Nous soutenons cette mesure, en ce qu'elle vise à limiter les perturbations engendrées par les abandons de poste dans les entreprises. Pourront être appliquées à ces salariés les règles d'indemnisation du chômage prévues en cas de démission. Il n'est pas souhaitable qu'un salarié licencié à l'issue d'un abandon de poste dispose d'une situation plus favorable en matière d'assurance chômage qu'un salarié qui démissionne.

Afin de sécuriser un régime qui n'existe pas aujourd'hui dans le code du travail, nous vous proposerons d'adopter cet article, en précisant que la mise en demeure visera à demander au salarié de reprendre son poste ou de justifier son absence dans un délai fixé par l'employeur, qui ne pourra être inférieur à un minimum fixé par décret en Conseil d'État. Le salarié sera présumé avoir démissionné à l'expiration de ce délai, à défaut de régularisation de sa situation.

Par ailleurs, l'article 2 bis prévoit la réactivation de l'expérimentation des CDD « multi-remplacements », déjà mise en place entre 2019 et 2020 par la loi de 2018, mais trop tardivement appliquée. Dans des secteurs définis par décret, les entreprises pourront recourir à un même CDD pour le remplacement de plusieurs salariés, de manière simultanée ou consécutive, ce que le code du travail ne permet pas.

Ce dispositif peut aider les entreprises à rendre plus vertueuses et efficientes leurs politiques de recrutement. Toutefois, pour éviter que l'expérimentation ne s'achève de nouveau avant d'avoir pu se déployer pleinement, nous vous proposerons de garantir qu'elle dure effectivement deux ans : au lieu de fixer le terme de l'expérimentation au 31 décembre 2024, cette durée débuterait à la date de publication du décret d'application.
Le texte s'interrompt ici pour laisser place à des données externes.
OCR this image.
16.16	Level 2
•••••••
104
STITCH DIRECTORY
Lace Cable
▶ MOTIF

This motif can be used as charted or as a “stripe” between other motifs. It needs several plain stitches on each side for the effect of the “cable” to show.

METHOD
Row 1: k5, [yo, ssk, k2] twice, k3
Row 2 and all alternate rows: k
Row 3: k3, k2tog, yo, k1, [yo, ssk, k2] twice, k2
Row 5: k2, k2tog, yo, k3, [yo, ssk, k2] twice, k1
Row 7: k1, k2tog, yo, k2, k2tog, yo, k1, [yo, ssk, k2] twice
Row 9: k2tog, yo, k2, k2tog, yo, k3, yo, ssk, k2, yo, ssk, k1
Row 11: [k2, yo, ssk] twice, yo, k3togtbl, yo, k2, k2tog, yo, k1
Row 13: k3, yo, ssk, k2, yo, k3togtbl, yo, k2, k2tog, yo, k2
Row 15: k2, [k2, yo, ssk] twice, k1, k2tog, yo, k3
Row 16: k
Dans le même esprit, nous vous proposerons l'adoption d'un article additionnel tendant à supprimer la durée maximale de trente-six mois applicable aux missions d'intérim réalisées dans le cadre d'un contrat à durée indéterminée intérimaire.

Ce type de contrat peut être conclu entre le salarié et une entreprise de travail temporaire pour la réalisation de missions d'intérim successives. La réalisation des missions dans l'entreprise utilisatrice est soumise aux cas de recours habituels de l'intérim : remplacement d'un salarié, accroissement temporaire de l'activité de l'entreprise, emplois saisonniers, etc.

Alors que les contrats d'intérim sont limités à 18 mois, la durée des missions réalisées dans le cadre d'un CDI intérimaire est limitée à 36 mois. Le déplafonnement de cette durée limiterait le turnover des intérimaires au sein de l'entreprise utilisatrice et éviterait à l'entreprise de former régulièrement de nouveaux intérimaires. Elle répondrait aux besoins de main d'oeuvre aujourd'hui constatés sur le marché du travail et contribuerait à sécuriser les parcours professionnels des intérimaires et à limiter le recours aux contrats courts.